Hutchinson inserted language in a NASA bill pending in the Senate that would forbid NASA from retiring the shuttle before a replacement is completed. A spokesman for Hutchinson said there is broad opposition among both Republicans and Democrats in the Senate to any proposal for an early retirement of the shuttle.

“There will be enormous pressure to keep it flying,” said Sheila Widnall, an aerospace professor at Massachusetts Institute of Technology and a member of the Columbia Accident Investigation Board. “I would not be in favor of flying the shuttle indefinitely. But I was disappointed when NASA said they were going to retire it.”

Widnall said NASA should recertify the shuttle’s safety systems in 2010, a plan laid out by Columbia investigators, while it develops the Crew Exploration Vehicle.

Other experts cite a host of major problems with retiring the shuttle in five years. First, it would cause a major loss of prestige to the United States to lack manned access to space, while both Russia and China have the capability.
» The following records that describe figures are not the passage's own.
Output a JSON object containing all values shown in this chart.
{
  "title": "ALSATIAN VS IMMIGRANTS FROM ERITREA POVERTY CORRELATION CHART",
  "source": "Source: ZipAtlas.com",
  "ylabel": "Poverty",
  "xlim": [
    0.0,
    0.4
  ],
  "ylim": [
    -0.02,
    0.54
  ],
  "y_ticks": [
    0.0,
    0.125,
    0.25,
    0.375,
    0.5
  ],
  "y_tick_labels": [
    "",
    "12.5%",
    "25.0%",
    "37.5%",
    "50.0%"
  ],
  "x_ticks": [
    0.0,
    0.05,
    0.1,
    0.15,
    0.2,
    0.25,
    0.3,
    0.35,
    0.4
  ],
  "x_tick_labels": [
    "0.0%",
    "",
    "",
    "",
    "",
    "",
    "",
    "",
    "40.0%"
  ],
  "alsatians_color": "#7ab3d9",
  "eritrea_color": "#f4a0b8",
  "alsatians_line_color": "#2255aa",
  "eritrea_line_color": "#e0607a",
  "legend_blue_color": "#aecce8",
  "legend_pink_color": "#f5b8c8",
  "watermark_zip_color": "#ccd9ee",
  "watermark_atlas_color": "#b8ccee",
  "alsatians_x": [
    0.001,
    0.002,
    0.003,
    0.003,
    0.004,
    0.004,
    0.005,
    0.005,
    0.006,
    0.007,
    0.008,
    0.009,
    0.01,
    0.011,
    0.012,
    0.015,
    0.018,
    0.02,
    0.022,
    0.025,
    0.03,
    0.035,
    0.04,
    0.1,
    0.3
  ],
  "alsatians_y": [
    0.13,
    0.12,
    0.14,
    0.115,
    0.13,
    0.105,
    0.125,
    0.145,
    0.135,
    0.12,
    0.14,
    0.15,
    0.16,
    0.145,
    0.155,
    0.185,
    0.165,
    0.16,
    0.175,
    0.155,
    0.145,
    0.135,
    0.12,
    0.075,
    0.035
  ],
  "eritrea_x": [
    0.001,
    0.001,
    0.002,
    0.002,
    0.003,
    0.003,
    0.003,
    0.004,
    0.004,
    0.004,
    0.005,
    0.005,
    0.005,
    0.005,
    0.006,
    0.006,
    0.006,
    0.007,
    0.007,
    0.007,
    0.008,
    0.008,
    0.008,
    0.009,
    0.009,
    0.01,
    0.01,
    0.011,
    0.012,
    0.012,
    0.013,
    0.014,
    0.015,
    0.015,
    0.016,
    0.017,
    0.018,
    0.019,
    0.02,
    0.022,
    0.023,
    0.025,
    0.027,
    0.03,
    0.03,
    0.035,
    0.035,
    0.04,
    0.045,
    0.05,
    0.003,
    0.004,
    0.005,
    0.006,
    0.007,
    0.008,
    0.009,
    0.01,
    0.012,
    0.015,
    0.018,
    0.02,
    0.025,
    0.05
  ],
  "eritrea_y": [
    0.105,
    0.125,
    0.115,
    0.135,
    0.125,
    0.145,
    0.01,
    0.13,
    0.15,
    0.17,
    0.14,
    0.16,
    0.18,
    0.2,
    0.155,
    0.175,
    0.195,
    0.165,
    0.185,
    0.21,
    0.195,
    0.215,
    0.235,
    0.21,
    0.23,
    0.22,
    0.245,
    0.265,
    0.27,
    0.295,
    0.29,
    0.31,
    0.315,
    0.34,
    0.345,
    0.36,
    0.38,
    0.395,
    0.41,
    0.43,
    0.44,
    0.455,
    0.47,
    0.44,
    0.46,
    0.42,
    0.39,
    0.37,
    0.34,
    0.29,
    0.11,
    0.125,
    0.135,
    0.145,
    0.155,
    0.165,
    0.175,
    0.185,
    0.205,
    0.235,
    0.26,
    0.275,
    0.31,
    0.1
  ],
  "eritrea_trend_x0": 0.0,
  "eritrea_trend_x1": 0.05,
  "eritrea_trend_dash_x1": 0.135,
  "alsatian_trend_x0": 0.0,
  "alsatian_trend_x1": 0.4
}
A long lapse in launches would erode the skilled work force that exists at the Kennedy Space Center, as well as other key aerospace centers across the nation. Finally, the shuttle is critical to using the full capability of the International Space Station.

“If we take the shuttle offline, the space station becomes a lot less useful,” said Norman Thagard, a former astronaut and engineering professor at Florida State University. “The space shuttle and the space station go hand in hand.”

NASA currently plans up to 28 more missions over the next five years to complete the International Space Station.

Griffin would prefer that the shuttle fly even less. Since taking over NASA in April, Griffin ordered a 60-day review of the future of the human space program. A spokesman said he is considering reducing the flights to a range of 16 to 24, just enough to finish construction of the space station.

“I am working very hard to develop a program that replaces the shuttle with a new vehicle,” Griffin said at a news conference Tuesday at Kennedy Space Center. “By the time it retires, it will have been in service for 30 years. That is enough.”

Some outside experts say that it would be a mistake to extend the life of the three remaining shuttles without making far more extensive safety improvements.

NASA has spent the past 29 months undertaking a massive effort to fix the specific problems with debris that caused the Columbia shuttle accident in 2003, but it has deferred some potentially critical safety and operational issues.

Though experts are confident that the agency has fixed the immediate problem of foam and other debris that could damage the orbiter during launch, they say the agency has not made investments needed to modernize and upgrade many other key shuttle systems.

“If you are going to fly humans over the next 10 to 15 years, you are not going to do it with anything but the shuttle,” said Richard Blomberg, former chairman of NASA’s outside safety advisory panel. “If we are going to fly the shuttle, we should improve it.”